Conocí y amé a Barcelona con los libros de Carlos Ruiz Zafón, sobre todo con el primero, La sombra del viento que apareció en mi casa por recomendación de mi amiga Marta que a su vez se lo había recomendado Fátima, su amiga de Barcelona. Que se haya muerto a edad tan prematura entristece.

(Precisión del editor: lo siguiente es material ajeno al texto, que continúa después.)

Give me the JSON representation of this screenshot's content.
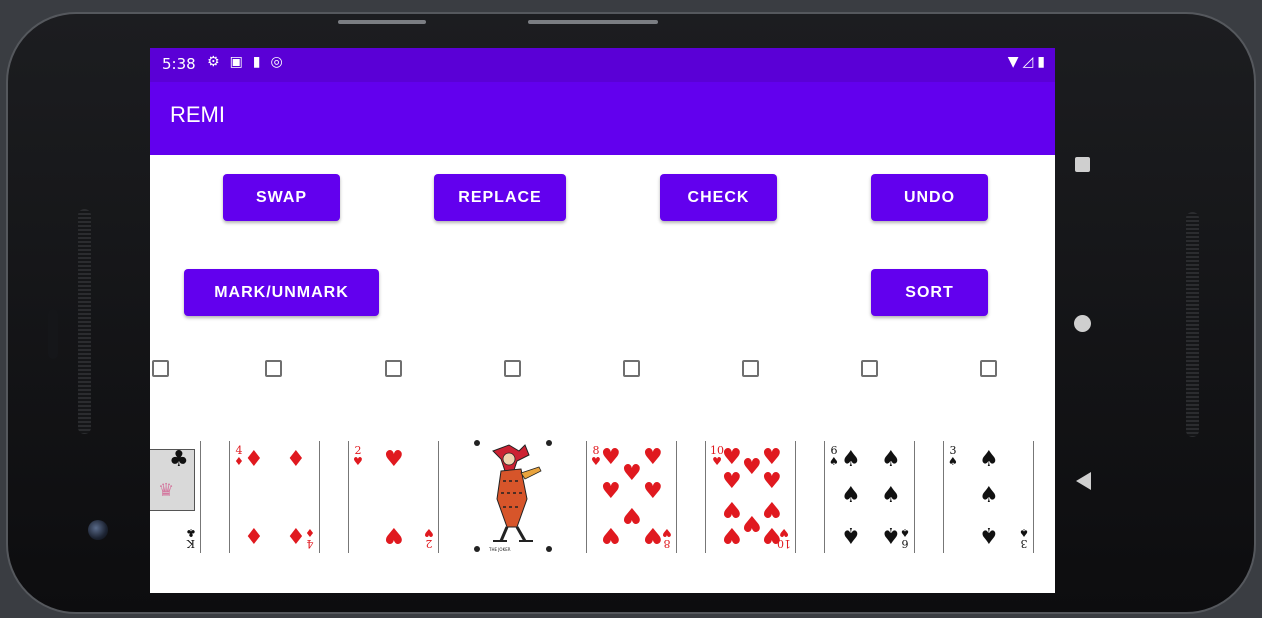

Todos esperábamos otra de sus historias en las que, el cementerio de libros olvidados, oculto en las oscuras callecitas del Rabal y los escritores malditos, las casas abandonadas, los misteriosos y diabólicos personajes que sobreviven a la muerte iban a volver con el brillo de sus primeras obras. Que volveríamos a llorar con historias como la de Daniel Sempere o Marina; en una Barcelona de lluvias y frío que ya no existe.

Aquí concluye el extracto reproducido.